Another recurring bibliographical affront consists in ordering the volumes by virtue of their dimensions. The content and its author are subject to the workmanship of the book or the depth of the distances that keep it accommodating. Literature as filler. A resource that will surely allow you to optimize the library space, but that will make it difficult to find those volumes that you are looking for.

Editorials and genres

They are the two most used options after the everlasting alphabetical order. Its reliability at the time of the search is beyond doubt, provided, of course, the publisher and / or the genre of the author or the title that we yearn for is known. The increasing hybridization of genres could cause some other problem when cataloging the volume in question.

In this section we could also include the collections. We are talking, of course, of the now classic encyclopedia, made up of dozens of volumes of a more than considerable thickness. A treasure of knowledge whose knowledge, universal and rigorous, manages to warp to the alarming extent the shelf that holds it. In general, this type of work is located in the lower part of the bookstores, an arrangement that would avoid the mess generated by its foreseeable collapse.
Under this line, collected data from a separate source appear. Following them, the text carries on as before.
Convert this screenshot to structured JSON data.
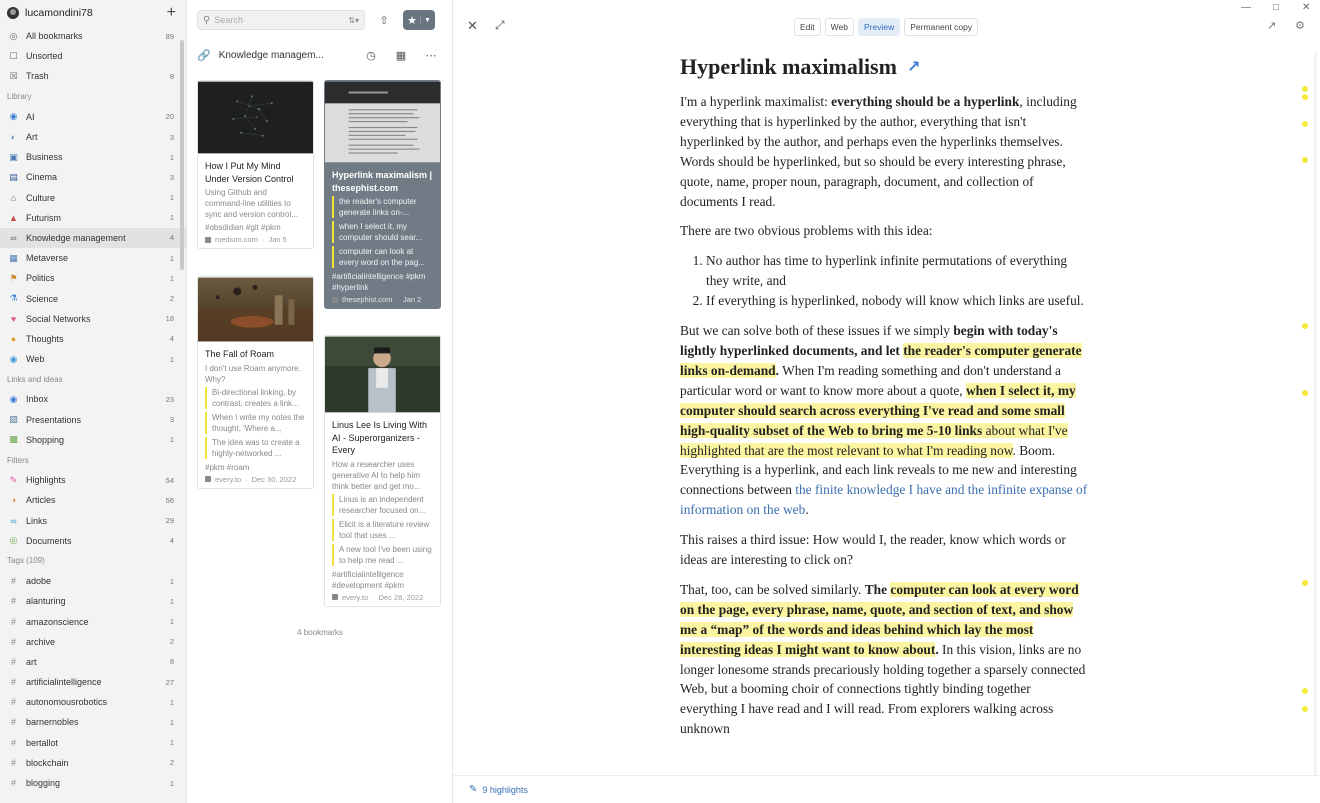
{
  "sidebar": {
    "username": "lucamondini78",
    "top_items": [
      {
        "label": "All bookmarks",
        "count": "89",
        "icon": "bookmark-icon"
      },
      {
        "label": "Unsorted",
        "count": "",
        "icon": "inbox-tray-icon"
      },
      {
        "label": "Trash",
        "count": "8",
        "icon": "trash-icon"
      }
    ],
    "library_title": "Library",
    "library_items": [
      {
        "label": "AI",
        "count": "20",
        "icon": "globe-icon",
        "color": "#3a7bd5"
      },
      {
        "label": "Art",
        "count": "3",
        "icon": "palette-icon",
        "color": "#6b8fb5"
      },
      {
        "label": "Business",
        "count": "1",
        "icon": "briefcase-icon",
        "color": "#4a78b0"
      },
      {
        "label": "Cinema",
        "count": "3",
        "icon": "film-icon",
        "color": "#2e5a9a"
      },
      {
        "label": "Culture",
        "count": "1",
        "icon": "museum-icon",
        "color": "#8a6a4a"
      },
      {
        "label": "Futurism",
        "count": "1",
        "icon": "rocket-icon",
        "color": "#c94a4a"
      },
      {
        "label": "Knowledge management",
        "count": "4",
        "icon": "link-icon",
        "color": "#666666"
      },
      {
        "label": "Metaverse",
        "count": "1",
        "icon": "metaverse-icon",
        "color": "#4a7ab5"
      },
      {
        "label": "Politics",
        "count": "1",
        "icon": "politics-icon",
        "color": "#d08a3a"
      },
      {
        "label": "Science",
        "count": "2",
        "icon": "flask-icon",
        "color": "#3a8ad5"
      },
      {
        "label": "Social Networks",
        "count": "18",
        "icon": "social-icon",
        "color": "#e05a8a"
      },
      {
        "label": "Thoughts",
        "count": "4",
        "icon": "thought-icon",
        "color": "#d9a23a"
      },
      {
        "label": "Web",
        "count": "1",
        "icon": "web-globe-icon",
        "color": "#3a9ad5"
      }
    ],
    "links_title": "Links and ideas",
    "links_items": [
      {
        "label": "Inbox",
        "count": "23",
        "icon": "inbox-icon",
        "color": "#3a7bd5"
      },
      {
        "label": "Presentations",
        "count": "3",
        "icon": "presentation-icon",
        "color": "#5a7aa0"
      },
      {
        "label": "Shopping",
        "count": "1",
        "icon": "shopping-icon",
        "color": "#6aa84f"
      }
    ],
    "filters_title": "Filters",
    "filter_items": [
      {
        "label": "Highlights",
        "count": "54",
        "icon": "highlighter-icon",
        "color": "#e05aa0"
      },
      {
        "label": "Articles",
        "count": "56",
        "icon": "article-icon",
        "color": "#e08a3a"
      },
      {
        "label": "Links",
        "count": "29",
        "icon": "links-icon",
        "color": "#3a9ad5"
      },
      {
        "label": "Documents",
        "count": "4",
        "icon": "document-icon",
        "color": "#6aa84f"
      }
    ],
    "tags_title": "Tags (109)",
    "tag_items": [
      {
        "label": "adobe",
        "count": "1"
      },
      {
        "label": "alanturing",
        "count": "1"
      },
      {
        "label": "amazonscience",
        "count": "1"
      },
      {
        "label": "archive",
        "count": "2"
      },
      {
        "label": "art",
        "count": "8"
      },
      {
        "label": "artificialintelligence",
        "count": "27"
      },
      {
        "label": "autonomousrobotics",
        "count": "1"
      },
      {
        "label": "barnernobles",
        "count": "1"
      },
      {
        "label": "bertallot",
        "count": "1"
      },
      {
        "label": "blockchain",
        "count": "2"
      },
      {
        "label": "blogging",
        "count": "1"
      }
    ]
  },
  "middle": {
    "search_placeholder": "Search",
    "collection_title": "Knowledge managem...",
    "bookmark_count": "4 bookmarks",
    "cards": [
      {
        "title": "How I Put My Mind Under Version Control",
        "desc": "Using Github and command-line utilities to sync and version control...",
        "highlights": [],
        "tags": "#obsdidian  #git  #pkm",
        "domain": "medium.com",
        "date": "Jan 5"
      },
      {
        "title": "Hyperlink maximalism | thesephist.com",
        "desc": "",
        "highlights": [
          "the reader's computer generate links on-...",
          "when I select it, my computer should sear...",
          "computer can look at every word on the pag..."
        ],
        "tags": "#artificialintelligence  #pkm  #hyperlink",
        "domain": "thesephist.com",
        "date": "Jan 2"
      },
      {
        "title": "The Fall of Roam",
        "desc": "I don't use Roam anymore. Why?",
        "highlights": [
          "Bi-directional linking, by contrast, creates a link...",
          "When I write my notes the thought, 'Where a...",
          "The idea was to create a highly-networked ..."
        ],
        "tags": "#pkm  #roam",
        "domain": "every.to",
        "date": "Dec 30, 2022"
      },
      {
        "title": "Linus Lee Is Living With AI - Superorganizers - Every",
        "desc": "How a researcher uses generative AI to help him think better and get mo...",
        "highlights": [
          "Linus is an independent researcher focused on...",
          "Elicit is a literature review tool that uses ...",
          "A new tool I've been using to help me read ..."
        ],
        "tags": "#artificialintelligence  #development  #pkm",
        "domain": "every.to",
        "date": "Dec 28, 2022"
      }
    ]
  },
  "reader": {
    "tabs": [
      "Edit",
      "Web",
      "Preview",
      "Permanent copy"
    ],
    "active_tab": "Preview",
    "title": "Hyperlink maximalism",
    "p1_a": "I'm a hyperlink maximalist: ",
    "p1_b": "everything should be a hyperlink",
    "p1_c": ", including everything that is hyperlinked by the author, everything that isn't hyperlinked by the author, and perhaps even the hyperlinks themselves. Words should be hyperlinked, but so should be every interesting phrase, quote, name, proper noun, paragraph, document, and collection of documents I read.",
    "p2": "There are two obvious problems with this idea:",
    "li1": "No author has time to hyperlink infinite permutations of everything they write, and",
    "li2": "If everything is hyperlinked, nobody will know which links are useful.",
    "p3_a": "But we can solve both of these issues if we simply ",
    "p3_b": "begin with today's lightly hyperlinked documents, and let ",
    "p3_c": "the reader's computer generate links on-demand",
    "p3_d": ".",
    "p3_e": " When I'm reading something and don't understand a particular word or want to know more about a quote, ",
    "p3_f": "when I select it, my computer should search across everything I've read and some small high-quality subset of the Web to bring me 5-10 links",
    "p3_g": " about what I've highlighted that are the most relevant to what I'm reading now",
    "p3_h": ". Boom. Everything is a hyperlink, and each link reveals to me new and interesting connections between ",
    "p3_link": "the finite knowledge I have and the infinite expanse of information on the web",
    "p3_i": ".",
    "p4": "This raises a third issue: How would I, the reader, know which words or ideas are interesting to click on?",
    "p5_a": "That, too, can be solved similarly. ",
    "p5_b": "The ",
    "p5_c": "computer can look at every word on the page, every phrase, name, quote, and section of text, and show me a “map” of the words and ideas behind which lay the most interesting ideas I might want to know about",
    "p5_d": ".",
    "p5_e": " In this vision, links are no longer lonesome strands precariously holding together a sparsely connected Web, but a booming choir of connections tightly binding together everything I have read and I will read. From explorers walking across unknown",
    "highlights_label": "9 highlights"
  }
}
More readers and more sales

According to the last Barometer of Reading and Book Buying Habits, frequent readers and time spent reading has marked an all-time high. In general terms, the total percentage of Spaniards who read at least one book in 2020 did not grow significantly, standing at 68.8%, only 0.3 points compared to 2019.

The most notable rise, however, is found in the percentage of readers who read on a recurring basis (daily or at least once a week), which goes from 50% to 52.7%. What’s more, during the months of confinement, the figure reached its all-time high of 57%. .

Despite these positive data, there are still a large number of people who do not touch a book throughout the year: 36%, a high figure that does not correspond to the literary power that is Spain.

Regarding the sale of books, if in the first quarter of 2019 the global amount by bookstores amounted to 85 million euros, in 2020 it stood at 78 million and in 2021 the sales figure reached 87 million euros, as reported by the Spanish Confederation of Booksellers Guilds and Associations (Cegal).

By segment, non-fiction is the genre most demanded by readers, with sales exceeding 35 million euros, followed by fiction (24 million) and children’s and young people’s literature (17 million euros). Of all of them, the narrative has been the one that has experienced the greatest increase in sales compared to previous years, since from around 19 million it has grown to 24 million invoiced this first quarter of 2021.